Vor mehr als 350 Jahren begannen wir das Denken über uns selbst zu verändern. Die Menschen der Aufklärung durchschritten nicht länger in zur Sünde verurteilten Körpern ein Tal der Tränen. Anstatt diesen Leidensweg als unvermeidbar anzunehmen, begannen sie die Wiedererlangung des verlorenen Paradieses im Diesseits als zukünftige Vision zu erstreben und als entweder säkulare oder auch religiöse Aufgabe anzunehmen. Diese Utopie erhofften die Menschen in Europa durch die Bildung des Individuums, die Vervollkommnung seiner sozialen, wirtschaftlichen und politischen Lebensbedingungen und nicht zuletzt durch den nicht endenden Fortschritt der Wissenschaften zu verwirklichen.

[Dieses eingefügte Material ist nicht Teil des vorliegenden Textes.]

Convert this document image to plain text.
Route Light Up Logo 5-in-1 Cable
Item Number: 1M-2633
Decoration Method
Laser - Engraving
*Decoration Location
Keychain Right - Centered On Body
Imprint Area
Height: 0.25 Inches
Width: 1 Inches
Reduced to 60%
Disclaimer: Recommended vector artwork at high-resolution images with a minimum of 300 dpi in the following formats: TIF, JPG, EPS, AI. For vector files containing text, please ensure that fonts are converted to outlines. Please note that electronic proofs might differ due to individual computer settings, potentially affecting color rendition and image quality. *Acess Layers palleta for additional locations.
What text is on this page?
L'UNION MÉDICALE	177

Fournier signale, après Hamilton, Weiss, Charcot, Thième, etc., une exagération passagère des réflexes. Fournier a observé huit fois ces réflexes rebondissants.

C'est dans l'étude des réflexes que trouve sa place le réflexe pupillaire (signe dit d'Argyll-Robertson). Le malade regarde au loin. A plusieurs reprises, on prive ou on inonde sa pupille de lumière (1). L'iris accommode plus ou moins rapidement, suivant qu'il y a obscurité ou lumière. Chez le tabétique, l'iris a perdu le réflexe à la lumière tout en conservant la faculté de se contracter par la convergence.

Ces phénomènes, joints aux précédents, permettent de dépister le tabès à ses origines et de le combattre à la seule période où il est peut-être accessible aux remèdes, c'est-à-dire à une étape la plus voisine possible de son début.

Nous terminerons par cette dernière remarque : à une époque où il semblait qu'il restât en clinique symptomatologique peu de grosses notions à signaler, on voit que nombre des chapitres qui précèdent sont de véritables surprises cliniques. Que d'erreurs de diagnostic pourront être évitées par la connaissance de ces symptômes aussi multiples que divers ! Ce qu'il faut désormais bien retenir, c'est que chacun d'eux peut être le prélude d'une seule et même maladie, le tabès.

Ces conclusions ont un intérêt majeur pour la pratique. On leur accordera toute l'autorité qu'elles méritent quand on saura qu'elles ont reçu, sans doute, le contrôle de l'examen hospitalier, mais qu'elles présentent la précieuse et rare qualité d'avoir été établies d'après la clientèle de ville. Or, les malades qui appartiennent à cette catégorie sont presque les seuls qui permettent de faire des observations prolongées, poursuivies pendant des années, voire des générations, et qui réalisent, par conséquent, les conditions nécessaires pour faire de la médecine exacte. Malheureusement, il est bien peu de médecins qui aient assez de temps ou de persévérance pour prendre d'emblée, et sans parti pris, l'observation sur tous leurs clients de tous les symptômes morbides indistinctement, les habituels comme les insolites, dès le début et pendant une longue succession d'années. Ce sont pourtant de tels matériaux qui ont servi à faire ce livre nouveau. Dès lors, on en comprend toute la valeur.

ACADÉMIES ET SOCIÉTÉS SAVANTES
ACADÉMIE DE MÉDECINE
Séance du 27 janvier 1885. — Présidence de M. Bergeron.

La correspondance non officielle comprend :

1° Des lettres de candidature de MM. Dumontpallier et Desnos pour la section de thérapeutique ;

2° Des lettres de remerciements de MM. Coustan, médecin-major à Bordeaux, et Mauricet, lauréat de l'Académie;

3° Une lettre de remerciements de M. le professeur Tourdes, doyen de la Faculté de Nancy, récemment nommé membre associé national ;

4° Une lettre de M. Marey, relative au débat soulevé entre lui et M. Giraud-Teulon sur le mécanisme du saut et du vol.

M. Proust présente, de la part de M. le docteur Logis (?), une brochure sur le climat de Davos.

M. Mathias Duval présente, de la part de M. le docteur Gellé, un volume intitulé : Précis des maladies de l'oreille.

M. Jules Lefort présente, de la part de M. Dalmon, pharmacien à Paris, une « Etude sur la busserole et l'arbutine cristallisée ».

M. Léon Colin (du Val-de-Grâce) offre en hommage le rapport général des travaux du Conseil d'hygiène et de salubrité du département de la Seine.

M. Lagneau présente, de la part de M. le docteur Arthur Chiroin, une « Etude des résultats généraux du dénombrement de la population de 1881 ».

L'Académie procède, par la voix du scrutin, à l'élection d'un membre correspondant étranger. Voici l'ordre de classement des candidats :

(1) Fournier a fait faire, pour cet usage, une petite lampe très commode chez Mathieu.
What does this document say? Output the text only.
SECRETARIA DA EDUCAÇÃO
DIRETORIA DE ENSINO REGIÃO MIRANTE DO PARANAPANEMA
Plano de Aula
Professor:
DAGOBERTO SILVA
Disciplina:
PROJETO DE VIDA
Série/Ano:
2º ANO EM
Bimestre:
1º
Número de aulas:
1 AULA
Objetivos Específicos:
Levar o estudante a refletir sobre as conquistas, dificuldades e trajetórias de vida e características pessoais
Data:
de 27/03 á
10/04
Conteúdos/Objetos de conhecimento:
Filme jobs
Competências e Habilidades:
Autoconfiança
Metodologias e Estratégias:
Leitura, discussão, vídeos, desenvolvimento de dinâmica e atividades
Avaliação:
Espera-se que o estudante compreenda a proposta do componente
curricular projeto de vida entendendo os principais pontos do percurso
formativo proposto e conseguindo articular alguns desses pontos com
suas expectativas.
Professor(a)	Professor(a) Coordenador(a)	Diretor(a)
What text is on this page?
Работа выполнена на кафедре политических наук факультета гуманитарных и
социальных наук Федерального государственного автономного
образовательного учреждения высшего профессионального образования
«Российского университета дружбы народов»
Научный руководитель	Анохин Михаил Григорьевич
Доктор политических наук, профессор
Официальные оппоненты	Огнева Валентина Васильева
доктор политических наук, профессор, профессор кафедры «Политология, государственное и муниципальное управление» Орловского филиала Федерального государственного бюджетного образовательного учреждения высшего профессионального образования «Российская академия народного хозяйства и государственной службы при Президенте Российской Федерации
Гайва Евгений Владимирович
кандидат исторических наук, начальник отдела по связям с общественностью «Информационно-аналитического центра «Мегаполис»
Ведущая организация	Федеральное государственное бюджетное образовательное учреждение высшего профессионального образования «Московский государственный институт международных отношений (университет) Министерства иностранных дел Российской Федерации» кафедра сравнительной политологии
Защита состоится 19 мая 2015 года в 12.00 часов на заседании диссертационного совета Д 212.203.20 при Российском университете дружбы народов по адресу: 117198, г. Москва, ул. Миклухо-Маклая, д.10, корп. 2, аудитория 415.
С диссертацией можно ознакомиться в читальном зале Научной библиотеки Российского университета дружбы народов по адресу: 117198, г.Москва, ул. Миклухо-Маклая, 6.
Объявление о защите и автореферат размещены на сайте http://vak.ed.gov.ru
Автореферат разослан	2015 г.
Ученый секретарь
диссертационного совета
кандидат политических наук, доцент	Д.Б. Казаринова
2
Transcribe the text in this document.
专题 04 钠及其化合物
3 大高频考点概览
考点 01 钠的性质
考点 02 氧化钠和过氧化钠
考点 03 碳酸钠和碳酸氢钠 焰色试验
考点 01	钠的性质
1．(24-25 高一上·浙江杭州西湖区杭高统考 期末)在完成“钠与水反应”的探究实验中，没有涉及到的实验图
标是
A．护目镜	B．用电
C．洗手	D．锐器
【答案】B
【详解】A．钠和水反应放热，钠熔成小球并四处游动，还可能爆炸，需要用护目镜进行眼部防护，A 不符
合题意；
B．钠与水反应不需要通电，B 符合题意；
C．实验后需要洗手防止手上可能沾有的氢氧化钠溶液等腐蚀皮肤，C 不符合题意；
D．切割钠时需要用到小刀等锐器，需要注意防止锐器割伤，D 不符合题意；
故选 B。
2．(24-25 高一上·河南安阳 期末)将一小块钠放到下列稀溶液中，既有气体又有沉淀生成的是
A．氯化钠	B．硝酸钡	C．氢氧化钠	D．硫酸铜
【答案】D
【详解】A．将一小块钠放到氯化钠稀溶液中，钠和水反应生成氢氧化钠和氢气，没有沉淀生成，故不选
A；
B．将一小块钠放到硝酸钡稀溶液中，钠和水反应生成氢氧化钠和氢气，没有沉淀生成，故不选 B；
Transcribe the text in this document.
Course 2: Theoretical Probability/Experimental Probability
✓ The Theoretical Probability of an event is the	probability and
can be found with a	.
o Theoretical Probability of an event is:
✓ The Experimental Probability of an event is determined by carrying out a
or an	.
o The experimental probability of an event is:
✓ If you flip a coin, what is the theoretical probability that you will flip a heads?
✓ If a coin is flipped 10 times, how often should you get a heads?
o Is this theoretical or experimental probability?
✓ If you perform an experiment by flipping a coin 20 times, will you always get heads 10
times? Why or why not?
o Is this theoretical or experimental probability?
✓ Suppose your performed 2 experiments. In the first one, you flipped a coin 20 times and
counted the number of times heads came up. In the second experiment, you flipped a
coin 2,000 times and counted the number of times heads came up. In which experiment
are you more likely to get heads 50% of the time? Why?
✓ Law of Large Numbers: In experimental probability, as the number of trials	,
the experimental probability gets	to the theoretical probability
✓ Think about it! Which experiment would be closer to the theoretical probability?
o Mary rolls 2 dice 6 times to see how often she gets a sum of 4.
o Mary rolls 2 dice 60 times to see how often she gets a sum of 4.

Das Projekt der Aufklärung ist daher mit der (manchmal als Skandal empfundenen) Erwartung verbunden, das Glück des Einzelnen und der Gesellschaft zu befördern und stetig zu steigern. Was dieses Glück als das höchste Gut menschlichen Lebens sein könne, beschäftigte zwar schon die Philosophen der Antike; erst im späten 18. Jahrhundert jedoch wird daraus ein Menschheitsprojekt, an dem nach der Unabhängigkeitserklärung der amerikanischen Kolonien (1776) und der Französischen Revolution (1789) jeder teilnehmen konnte.

Lange Zeit erstrebten in Literatur und Film Individuen ihr Glück im Gegensatz zu Familie, Klasse oder Religion. Bis vor kurzem erzählten viele dieser Geschichten vom Scheitern dieses Kampfes des Einzelnen gegen den Zwang von Konventionen und Traditionen. Andere Geschichten erzählten vom Zusammenprall kollektiver Identitäten und Interessen im Kampf um Rechte ausgebeuteter Klassen oder unterdrückter ethnischer Gruppen.

Heute zeichnet sich eine Entwicklung ab, deren Anfänge bis in die Nachkriegszeit zurückgehen, und die spätestens in den neunziger Jahren des letzten Jahrhunderts in den kapitalistischen bzw. neoliberalen Industriegesellschaften die große Geschichte vom Kampf um das Glück gesellschaftlicher Gruppen ablöst: Die Perfektionierung des Lebens jedes Einzelnen. Das individuelle Glück erscheint als neue Utopie, die nicht mehr ein von der Menschheit oder einer Gruppe getragenes Projekt ist.